A tiny crack of panic opened in her ribs. “Your flame.” The words echoed through her skull, soft and haunting. Her real flame.
The words echoed again, and suddenly it wasn’t an idea—it was a memory detonating.
She had burst into fire. Actual fire. White-gold. Blinding. Crawling over her skin like sunlight given claws. Not imagined. Not dreamt. Real. Holy and terrifying.
Cael had reacted—not with confusion or boredom or patient dismissal, but with fear. His shadows had ripped away from her like startled animals. His eyes had widened—truly widened. His body had jerked back as if she’d become something dangerous.
Because she had. And before that— A rush of heat shot straight to her cheeks.
Apollo’s mouth between her thighs. His tail thrusting inside her. Her body breaking apart in pleasure so sharp it stole her breath. That moment—right when she shattered— Fire. Her fire. Golden-white flames that shimmered across her skin, curious and gentle, like a creature testing whether she was really awake this time.
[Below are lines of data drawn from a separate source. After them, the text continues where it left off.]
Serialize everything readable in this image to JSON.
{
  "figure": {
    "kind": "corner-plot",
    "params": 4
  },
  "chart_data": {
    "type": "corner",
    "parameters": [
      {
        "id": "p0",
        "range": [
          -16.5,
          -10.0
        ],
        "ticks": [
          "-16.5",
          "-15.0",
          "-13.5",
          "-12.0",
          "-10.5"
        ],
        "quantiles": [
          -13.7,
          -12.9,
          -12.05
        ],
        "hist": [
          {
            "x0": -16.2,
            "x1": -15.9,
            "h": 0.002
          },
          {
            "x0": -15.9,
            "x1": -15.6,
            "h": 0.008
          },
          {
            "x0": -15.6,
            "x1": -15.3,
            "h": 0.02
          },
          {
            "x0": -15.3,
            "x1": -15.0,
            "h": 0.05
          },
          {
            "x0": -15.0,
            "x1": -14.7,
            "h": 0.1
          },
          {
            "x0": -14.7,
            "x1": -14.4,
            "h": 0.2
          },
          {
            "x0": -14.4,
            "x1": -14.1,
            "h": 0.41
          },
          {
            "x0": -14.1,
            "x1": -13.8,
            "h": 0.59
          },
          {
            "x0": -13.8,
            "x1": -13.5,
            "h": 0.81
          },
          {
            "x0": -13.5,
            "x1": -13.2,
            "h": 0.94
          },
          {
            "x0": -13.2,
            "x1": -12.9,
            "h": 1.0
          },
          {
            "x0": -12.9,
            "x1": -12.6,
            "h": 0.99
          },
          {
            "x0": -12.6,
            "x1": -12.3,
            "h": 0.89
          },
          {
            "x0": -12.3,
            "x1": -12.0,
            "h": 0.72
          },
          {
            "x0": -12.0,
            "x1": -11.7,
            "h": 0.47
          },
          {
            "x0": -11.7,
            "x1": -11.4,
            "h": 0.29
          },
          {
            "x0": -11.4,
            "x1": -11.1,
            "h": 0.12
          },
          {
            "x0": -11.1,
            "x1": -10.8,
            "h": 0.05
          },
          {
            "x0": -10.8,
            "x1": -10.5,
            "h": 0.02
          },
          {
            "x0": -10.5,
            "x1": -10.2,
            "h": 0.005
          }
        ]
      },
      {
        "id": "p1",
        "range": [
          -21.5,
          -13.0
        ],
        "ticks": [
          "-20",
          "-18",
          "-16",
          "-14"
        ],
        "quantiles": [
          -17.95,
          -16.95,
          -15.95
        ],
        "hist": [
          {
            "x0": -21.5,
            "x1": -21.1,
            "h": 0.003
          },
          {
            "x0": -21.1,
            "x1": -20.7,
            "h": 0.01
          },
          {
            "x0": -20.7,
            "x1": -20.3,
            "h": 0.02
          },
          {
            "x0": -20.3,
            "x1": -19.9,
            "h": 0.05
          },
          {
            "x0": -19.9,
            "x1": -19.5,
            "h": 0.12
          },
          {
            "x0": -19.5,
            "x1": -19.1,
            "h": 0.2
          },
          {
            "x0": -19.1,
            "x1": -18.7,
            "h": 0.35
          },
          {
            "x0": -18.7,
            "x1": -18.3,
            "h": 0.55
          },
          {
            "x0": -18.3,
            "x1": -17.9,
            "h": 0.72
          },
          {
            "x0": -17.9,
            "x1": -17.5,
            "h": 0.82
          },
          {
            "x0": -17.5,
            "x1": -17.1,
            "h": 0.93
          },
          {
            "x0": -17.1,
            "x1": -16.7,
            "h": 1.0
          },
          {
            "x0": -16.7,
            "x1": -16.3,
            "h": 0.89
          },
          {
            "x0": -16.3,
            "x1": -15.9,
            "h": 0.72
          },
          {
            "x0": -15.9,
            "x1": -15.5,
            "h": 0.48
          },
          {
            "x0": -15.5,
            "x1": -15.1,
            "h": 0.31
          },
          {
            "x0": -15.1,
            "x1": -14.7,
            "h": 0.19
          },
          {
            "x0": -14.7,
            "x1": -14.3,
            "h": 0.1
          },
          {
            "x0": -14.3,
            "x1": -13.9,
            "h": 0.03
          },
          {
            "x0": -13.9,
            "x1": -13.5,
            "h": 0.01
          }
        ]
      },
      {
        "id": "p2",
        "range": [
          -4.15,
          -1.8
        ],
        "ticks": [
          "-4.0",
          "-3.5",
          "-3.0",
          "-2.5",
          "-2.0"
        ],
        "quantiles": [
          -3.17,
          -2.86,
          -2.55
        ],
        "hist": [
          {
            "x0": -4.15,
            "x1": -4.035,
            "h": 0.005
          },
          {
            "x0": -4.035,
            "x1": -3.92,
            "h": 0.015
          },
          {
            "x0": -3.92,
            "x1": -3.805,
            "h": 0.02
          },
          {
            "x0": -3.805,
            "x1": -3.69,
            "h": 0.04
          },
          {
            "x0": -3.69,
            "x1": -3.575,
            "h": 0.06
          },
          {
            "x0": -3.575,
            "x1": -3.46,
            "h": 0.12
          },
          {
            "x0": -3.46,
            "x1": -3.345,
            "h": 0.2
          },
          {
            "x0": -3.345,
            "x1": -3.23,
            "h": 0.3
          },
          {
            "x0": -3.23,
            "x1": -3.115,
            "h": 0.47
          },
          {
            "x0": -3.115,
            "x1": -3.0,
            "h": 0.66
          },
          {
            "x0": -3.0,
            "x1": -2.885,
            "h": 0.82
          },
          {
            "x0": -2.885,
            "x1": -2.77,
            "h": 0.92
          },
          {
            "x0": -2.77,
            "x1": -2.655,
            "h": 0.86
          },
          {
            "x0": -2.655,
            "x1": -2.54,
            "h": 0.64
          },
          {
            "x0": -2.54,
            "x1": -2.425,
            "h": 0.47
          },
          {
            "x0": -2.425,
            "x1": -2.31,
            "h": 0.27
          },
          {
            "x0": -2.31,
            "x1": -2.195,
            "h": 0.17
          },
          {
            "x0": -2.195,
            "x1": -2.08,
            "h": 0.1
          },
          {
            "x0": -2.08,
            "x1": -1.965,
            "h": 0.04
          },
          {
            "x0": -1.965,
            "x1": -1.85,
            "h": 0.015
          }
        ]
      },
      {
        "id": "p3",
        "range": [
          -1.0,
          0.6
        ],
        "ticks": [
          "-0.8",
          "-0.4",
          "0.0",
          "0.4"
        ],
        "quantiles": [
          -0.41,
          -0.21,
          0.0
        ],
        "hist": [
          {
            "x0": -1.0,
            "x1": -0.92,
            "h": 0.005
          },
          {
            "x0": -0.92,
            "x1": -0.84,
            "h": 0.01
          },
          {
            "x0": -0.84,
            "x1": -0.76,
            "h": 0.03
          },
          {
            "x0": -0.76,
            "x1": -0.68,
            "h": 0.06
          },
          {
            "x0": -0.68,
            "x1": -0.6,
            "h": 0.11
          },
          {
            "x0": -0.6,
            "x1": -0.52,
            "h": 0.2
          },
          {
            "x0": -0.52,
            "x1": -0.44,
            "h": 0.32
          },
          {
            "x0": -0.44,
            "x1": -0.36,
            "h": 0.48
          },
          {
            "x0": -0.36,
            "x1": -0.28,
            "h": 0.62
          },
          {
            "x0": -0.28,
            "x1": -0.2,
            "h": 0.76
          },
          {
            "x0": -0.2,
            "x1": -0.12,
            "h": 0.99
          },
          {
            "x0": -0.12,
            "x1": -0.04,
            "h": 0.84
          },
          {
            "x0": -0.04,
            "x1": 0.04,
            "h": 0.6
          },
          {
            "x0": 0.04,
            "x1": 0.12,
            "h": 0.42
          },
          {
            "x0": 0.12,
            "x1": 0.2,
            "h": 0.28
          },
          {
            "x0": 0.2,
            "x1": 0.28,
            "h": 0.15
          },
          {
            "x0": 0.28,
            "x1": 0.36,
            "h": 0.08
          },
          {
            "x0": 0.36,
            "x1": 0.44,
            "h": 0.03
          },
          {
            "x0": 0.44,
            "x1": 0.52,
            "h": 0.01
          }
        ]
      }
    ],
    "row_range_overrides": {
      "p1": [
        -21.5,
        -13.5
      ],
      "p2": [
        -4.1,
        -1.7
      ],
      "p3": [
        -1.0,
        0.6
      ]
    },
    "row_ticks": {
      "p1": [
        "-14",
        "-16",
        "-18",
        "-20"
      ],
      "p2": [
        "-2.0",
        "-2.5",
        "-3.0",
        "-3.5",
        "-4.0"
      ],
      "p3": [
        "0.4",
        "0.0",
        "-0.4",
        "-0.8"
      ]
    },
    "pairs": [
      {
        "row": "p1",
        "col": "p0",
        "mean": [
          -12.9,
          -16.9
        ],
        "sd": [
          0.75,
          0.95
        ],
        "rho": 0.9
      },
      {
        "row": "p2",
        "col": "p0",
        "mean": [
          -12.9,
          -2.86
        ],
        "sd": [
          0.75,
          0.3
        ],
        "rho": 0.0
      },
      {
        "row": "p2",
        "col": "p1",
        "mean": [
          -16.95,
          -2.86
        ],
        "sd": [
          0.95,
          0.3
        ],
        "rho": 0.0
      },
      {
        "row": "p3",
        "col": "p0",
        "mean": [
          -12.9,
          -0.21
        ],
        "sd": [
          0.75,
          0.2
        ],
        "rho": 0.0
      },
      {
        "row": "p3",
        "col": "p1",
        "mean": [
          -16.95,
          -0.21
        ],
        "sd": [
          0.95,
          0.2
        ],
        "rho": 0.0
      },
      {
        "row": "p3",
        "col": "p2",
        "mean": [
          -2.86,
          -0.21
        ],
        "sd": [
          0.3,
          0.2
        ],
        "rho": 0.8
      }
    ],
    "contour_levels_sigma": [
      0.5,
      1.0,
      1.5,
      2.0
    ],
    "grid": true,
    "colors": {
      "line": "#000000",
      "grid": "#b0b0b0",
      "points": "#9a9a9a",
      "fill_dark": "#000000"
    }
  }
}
She had thought it was him. She had accused him of it. But he had looked confused. Almost startled. And Apollo never looked startled.
Her heartbeat thundered like a war drum. And then… the dream. The Queen. Burning crown. Burning eyes. Burning voice. Standing in a world of ash and starlight, staring at Adelaide as though she recognised her. As though she had been waiting.
“Child of ash and heartbeat… he will devour you.”